While healthcare and universities have been issuing bonds to build balance sheets in preparation for Washington-induced financial strains, airports have returned to the market to increase capacity for a post-COVID resurgence in travel. This elevated supply, which has disproportionately increased the amount of long municipal bonds, has pushed long rates higher (Fig 3). Meanwhile, Treasury issuance has been concentrated at the front end with recent long-bond supply running at less than half of front-end issuance. The Treasury is also increasing the frequency of its buybacks of nominal long-end bonds.
Supply has disproportionately been focused on the long end
Source: Bloomberg, JP Morgan as of August 2025.
Municipal bond supply is not the sole reason for underperformance: municipal demand has also played a role. Municipal holders are predominantly retail buyers that benefit from the federally tax-exempt interest and overwhelmingly favor 15-year maturities and in. Retail buyers include Separately Managed Accounts and intermediate/short funds, which make up ~77% of the market and their preference has led to a sharp divergence in fund flows. While shorter-dated open end funds have seen $5.5 billion in inflows so far this year, longer-dated ones have experienced $2.5 billion in outflows.
This leaves a small number of institutional buyers to support longer maturities. However, banks (the largest institutional buyers of municipal bonds) have been reducing their muni bond holdings since the 2017 Tax Cuts and Jobs Act reduced the benefit of the tax exemption by lowering their tax rate from 35% to 21%.
The supply and demand dynamics described above have left long municipal rates and relative values at levels well above their long-term averages. Thirty-year AAA muni yields as a percentage of U.S. 30-year Treasury rates is now 95%, or well above the five-year average of 88% (Fig 4). The absolute level of rates of 30-year muni bonds have not been this high since 2011 and appear increasingly rich compared to corporate bonds as credit spreads there have compressed.
AAA Muni/Treasury Ratio
Source: Barclays as of July 2025.
This value proposition, extends beyond just the realm of “carry,” or the amount earning from interest alone.
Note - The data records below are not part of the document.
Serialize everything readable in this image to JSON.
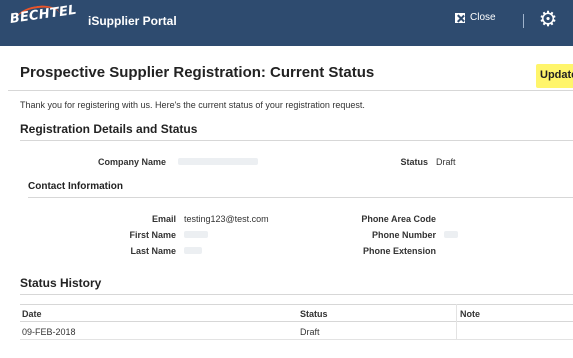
{
  "header": {
    "logo_text": "BECHTEL",
    "portal_title": "iSupplier Portal",
    "close_label": "Close",
    "icons": {
      "close": "close-box-icon",
      "settings": "gear-icon"
    },
    "bar_color": "#2e4b6f",
    "logo_accent": "#e8542a"
  },
  "page": {
    "title": "Prospective Supplier Registration: Current Status",
    "update_label": "Update",
    "update_color": "#fff56b",
    "intro": "Thank you for registering with us. Here's the current status of your registration request."
  },
  "details": {
    "section_title": "Registration Details and Status",
    "company_name_label": "Company Name",
    "status_label": "Status",
    "status_value": "Draft"
  },
  "contact": {
    "section_title": "Contact Information",
    "email_label": "Email",
    "email_value": "testing123@test.com",
    "first_name_label": "First Name",
    "last_name_label": "Last Name",
    "phone_area_label": "Phone Area Code",
    "phone_number_label": "Phone Number",
    "phone_ext_label": "Phone Extension"
  },
  "history": {
    "section_title": "Status History",
    "columns": [
      "Date",
      "Status",
      "Note"
    ],
    "rows": [
      {
        "date": "09-FEB-2018",
        "status": "Draft",
        "note": ""
      }
    ]
  }
}
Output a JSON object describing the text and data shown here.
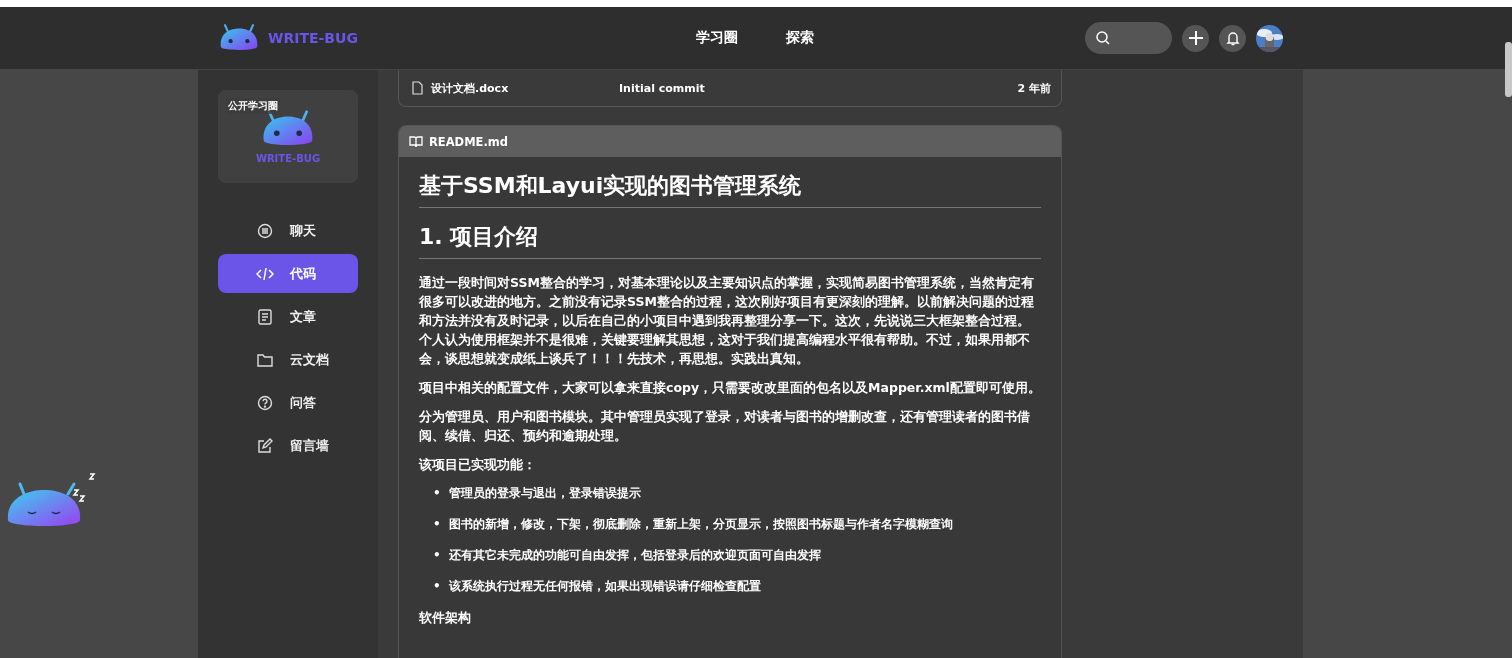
{
  "header": {
    "logo_text": "WRITE-BUG",
    "nav": [
      {
        "label": "学习圈",
        "selected": false
      },
      {
        "label": "探索",
        "selected": false
      }
    ]
  },
  "sidebar": {
    "group_card": {
      "badge": "公开学习圈",
      "logo_text": "WRITE-BUG"
    },
    "items": [
      {
        "label": "聊天",
        "selected": false
      },
      {
        "label": "代码",
        "selected": true
      },
      {
        "label": "文章",
        "selected": false
      },
      {
        "label": "云文档",
        "selected": false
      },
      {
        "label": "问答",
        "selected": false
      },
      {
        "label": "留言墙",
        "selected": false
      }
    ]
  },
  "files": [
    {
      "name": "设计文档.docx",
      "commit": "Initial commit",
      "time": "2 年前"
    }
  ],
  "readme": {
    "filename": "README.md",
    "blocks": [
      {
        "kind": "h1",
        "text": "基于SSM和Layui实现的图书管理系统"
      },
      {
        "kind": "h1",
        "text": "1. 项目介绍"
      },
      {
        "kind": "p",
        "text": "通过一段时间对SSM整合的学习，对基本理论以及主要知识点的掌握，实现简易图书管理系统，当然肯定有很多可以改进的地方。之前没有记录SSM整合的过程，这次刚好项目有更深刻的理解。以前解决问题的过程和方法并没有及时记录，以后在自己的小项目中遇到我再整理分享一下。这次，先说说三大框架整合过程。个人认为使用框架并不是很难，关键要理解其思想，这对于我们提高编程水平很有帮助。不过，如果用都不会，谈思想就变成纸上谈兵了！！！先技术，再思想。实践出真知。"
      },
      {
        "kind": "p",
        "text": "项目中相关的配置文件，大家可以拿来直接copy，只需要改改里面的包名以及Mapper.xml配置即可使用。"
      },
      {
        "kind": "p",
        "text": "分为管理员、用户和图书模块。其中管理员实现了登录，对读者与图书的增删改查，还有管理读者的图书借阅、续借、归还、预约和逾期处理。"
      },
      {
        "kind": "p",
        "text": "该项目已实现功能："
      },
      {
        "kind": "ul",
        "bullet": "•",
        "items": [
          "管理员的登录与退出，登录错误提示",
          "图书的新增，修改，下架，彻底删除，重新上架，分页显示，按照图书标题与作者名字模糊查询",
          "还有其它未完成的功能可自由发挥，包括登录后的欢迎页面可自由发挥",
          "该系统执行过程无任何报错，如果出现错误请仔细检查配置"
        ]
      },
      {
        "kind": "p",
        "text": "软件架构"
      }
    ]
  }
}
As total return buyers, we look for additional sources of return from spread tightening and “rolling down” the yield curve. In an upward sloping yield curve environment, investors can benefit from the price appreciation that occurs as time elapses and the bond “rolls down” to an earlier, lower portion of the yield curve. Price appreciation from rolling down the yield curve is more pronounced when the yield curve steepens—as has been the case this year.
While the broader rate market appears poised to move steeper (with a dovish Fed and potentially higher inflation from tariffs), the relative attractiveness of the long rates and yield curve slopes observed in the municipal market appear attractive. Despite the challenges posed by elevated supply and investor preferences, current market conditions present an attractive opportunity for total return buyers. The steep yield curve and the potential for price appreciation from rolling down the curve make long-dated municipal bonds a compelling investment option.
We’ve already observed some cross-over buyers (who weigh the economics of investing in the municipal market against other markets) come to the market to buy longer bonds. While this has provided some nascent support to the long end and exerted some downward pressure on the yield curve, long-dated muni bonds remain quite cheap versus their long-term average.